Inspection and maintenance of offshore wind turbines is largely performed by auxiliary vessels, connecting to the transition piece to allow a technical crew to access the turbine. The connection of such vessels with the monopiles is performed during so-called boat landings. The positioning of the vessel and the landing itself is a difficult operation which is only allowed if a number of conditions are fulfilled with respect to sea state, (tidal) current, wind and visibility, which implies that the operating window may be very narrow. While the safety of the vessel and the technical crew are the first concern, the efficiency of such operations and the fuel consumption are of importance as well.
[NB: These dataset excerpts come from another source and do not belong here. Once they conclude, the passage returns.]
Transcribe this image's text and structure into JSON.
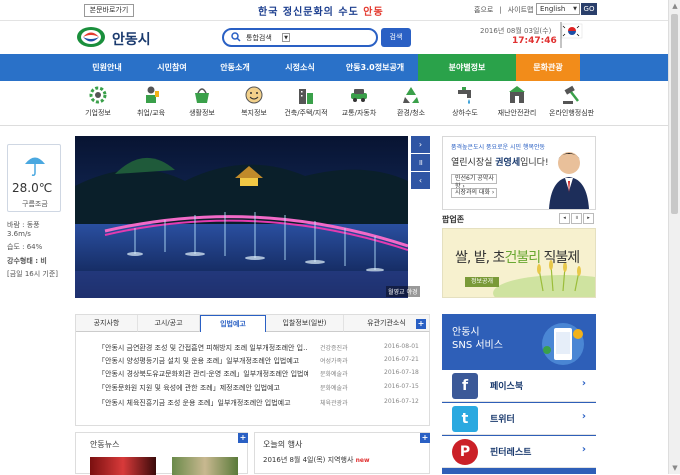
{
  "topbar": {
    "skip_label": "본문바로가기",
    "slogan_prefix": "한국 정신문화의 수도",
    "slogan_city": "안동",
    "links": [
      "홈으로",
      "사이트맵"
    ],
    "language": "English",
    "go_label": "GO"
  },
  "header": {
    "logo_text": "안동시",
    "search_scope": "통합검색",
    "search_button": "검색",
    "date": "2016년 08월 03일(수)",
    "time": "17:47:46"
  },
  "nav": {
    "items": [
      "민원안내",
      "시민참여",
      "안동소개",
      "시정소식",
      "안동3.0정보공개",
      "분야별정보",
      "문화관광"
    ]
  },
  "quick_icons": {
    "items": [
      "기업정보",
      "취업/교육",
      "생활정보",
      "복지정보",
      "건축/주택/지적",
      "교통/자동차",
      "환경/청소",
      "상하수도",
      "재난안전관리",
      "온라인행정심판"
    ]
  },
  "weather": {
    "temperature": "28.0℃",
    "condition": "구름조금",
    "wind_label": "바람 : 동풍",
    "wind_speed": "3.6m/s",
    "humidity": "습도 : 64%",
    "precip": "강수형태 : 비",
    "updated": "[금일 16시 기준]"
  },
  "slideshow": {
    "caption": "월영교 야경",
    "controls": [
      "›",
      "॥",
      "‹"
    ]
  },
  "mayor": {
    "tagline": "품격높은도시 풍요로운 시민 행복안동",
    "title_prefix": "열린시장실 ",
    "title_name": "권영세",
    "title_suffix": "입니다!",
    "btn_pledge": "민선6기 공약사항 ›",
    "btn_talk": "시장과의 대화 ›"
  },
  "popup": {
    "title": "팝업존",
    "controls": [
      "◂",
      "॥",
      "▸"
    ],
    "banner_text_a": "쌀, 밭, 초",
    "banner_text_b": "건불리",
    "banner_text_c": " 직불제",
    "banner_button": "정보공개"
  },
  "news_tabs": {
    "tabs": [
      "공지사항",
      "고시/공고",
      "입법예고",
      "입찰정보(일반)",
      "유관기관소식"
    ],
    "rows": [
      {
        "title": "「안동시 금연환경 조성 및 간접흡연 피해방지 조례 일부개정조례안 입...",
        "dept": "건강증진과",
        "date": "2016-08-01"
      },
      {
        "title": "「안동시 양성평등기금 설치 및 운용 조례」일부개정조례안 입법예고",
        "dept": "여성가족과",
        "date": "2016-07-21"
      },
      {
        "title": "「안동시 경상북도유교문화회관 관리·운영 조례」일부개정조례안 입법예...",
        "dept": "문화예술과",
        "date": "2016-07-18"
      },
      {
        "title": "「안동문화원 지원 및 육성에 관한 조례」제정조례안 입법예고",
        "dept": "문화예술과",
        "date": "2016-07-15"
      },
      {
        "title": "「안동시 체육진흥기금 조성 운용 조례」일부개정조례안 입법예고",
        "dept": "체육관광과",
        "date": "2016-07-12"
      }
    ],
    "more": "+"
  },
  "sns": {
    "title_line1": "안동시",
    "title_line2": "SNS 서비스",
    "items": [
      {
        "label": "페이스북",
        "icon": "f"
      },
      {
        "label": "트위터",
        "icon": "t"
      },
      {
        "label": "핀터레스트",
        "icon": "P"
      }
    ]
  },
  "andong_news": {
    "title": "안동뉴스",
    "more": "+"
  },
  "events": {
    "title": "오늘의 행사",
    "item": "2016년 8월 4일(목) 지역행사",
    "badge": "new",
    "more": "+"
  },
  "colors": {
    "nav_blue": "#2a71c8",
    "nav_green": "#2aa24a",
    "nav_orange": "#f28c1a",
    "accent_red": "#e03030"
  }
}
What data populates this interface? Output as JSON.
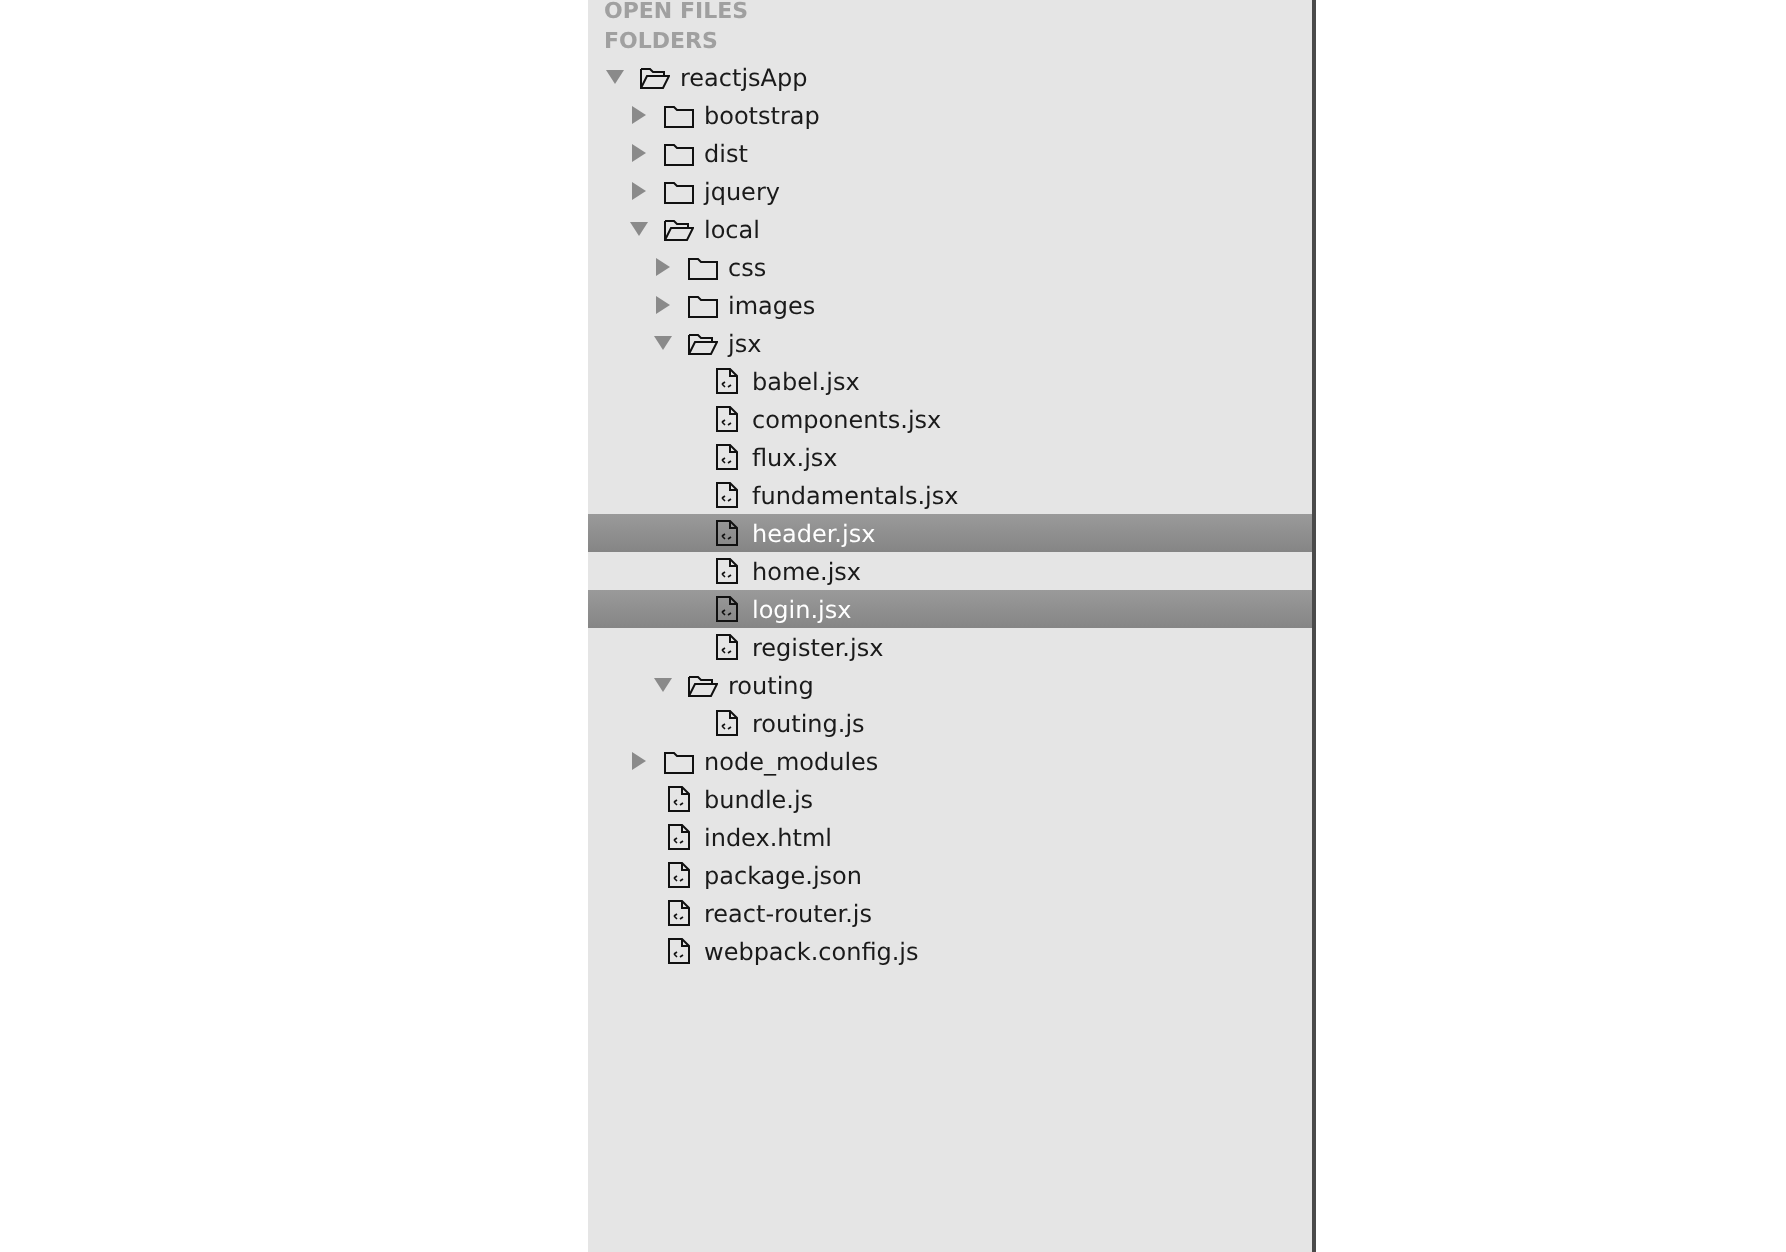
{
  "sidebar": {
    "sections": [
      "OPEN FILES",
      "FOLDERS"
    ],
    "tree": [
      {
        "kind": "folder",
        "name": "reactjsApp",
        "expanded": true,
        "children": [
          {
            "kind": "folder",
            "name": "bootstrap",
            "expanded": false
          },
          {
            "kind": "folder",
            "name": "dist",
            "expanded": false
          },
          {
            "kind": "folder",
            "name": "jquery",
            "expanded": false
          },
          {
            "kind": "folder",
            "name": "local",
            "expanded": true,
            "children": [
              {
                "kind": "folder",
                "name": "css",
                "expanded": false
              },
              {
                "kind": "folder",
                "name": "images",
                "expanded": false
              },
              {
                "kind": "folder",
                "name": "jsx",
                "expanded": true,
                "children": [
                  {
                    "kind": "file",
                    "name": "babel.jsx",
                    "selected": false
                  },
                  {
                    "kind": "file",
                    "name": "components.jsx",
                    "selected": false
                  },
                  {
                    "kind": "file",
                    "name": "flux.jsx",
                    "selected": false
                  },
                  {
                    "kind": "file",
                    "name": "fundamentals.jsx",
                    "selected": false
                  },
                  {
                    "kind": "file",
                    "name": "header.jsx",
                    "selected": true
                  },
                  {
                    "kind": "file",
                    "name": "home.jsx",
                    "selected": false
                  },
                  {
                    "kind": "file",
                    "name": "login.jsx",
                    "selected": true
                  },
                  {
                    "kind": "file",
                    "name": "register.jsx",
                    "selected": false
                  }
                ]
              },
              {
                "kind": "folder",
                "name": "routing",
                "expanded": true,
                "children": [
                  {
                    "kind": "file",
                    "name": "routing.js",
                    "selected": false
                  }
                ]
              }
            ]
          },
          {
            "kind": "folder",
            "name": "node_modules",
            "expanded": false
          },
          {
            "kind": "file",
            "name": "bundle.js",
            "selected": false
          },
          {
            "kind": "file",
            "name": "index.html",
            "selected": false
          },
          {
            "kind": "file",
            "name": "package.json",
            "selected": false
          },
          {
            "kind": "file",
            "name": "react-router.js",
            "selected": false
          },
          {
            "kind": "file",
            "name": "webpack.config.js",
            "selected": false
          }
        ]
      }
    ]
  }
}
In this PhD, an accurate description will be provided of the environmental forces acting on the auxiliary vessel, i.e. wind, waves and currents, and the behaviour of the vessel under such conditions. This will be done by:
- Numerical simulation techniques in the circumference of the monopile,
- Experimental techniques by performing large scale physical model tests in the Coastal and Ocean Basin (COB) in Ostend and
- simulation of the performance of the vessel.
Emphasis is on the influence of the pile to the turbulent, irregular, and possibly strong wind fields, wave fields and tidal currents. Particularly in case of monopiles with large diameter (10m and more), interference of the wave field due to reflection and diffraction will play a role.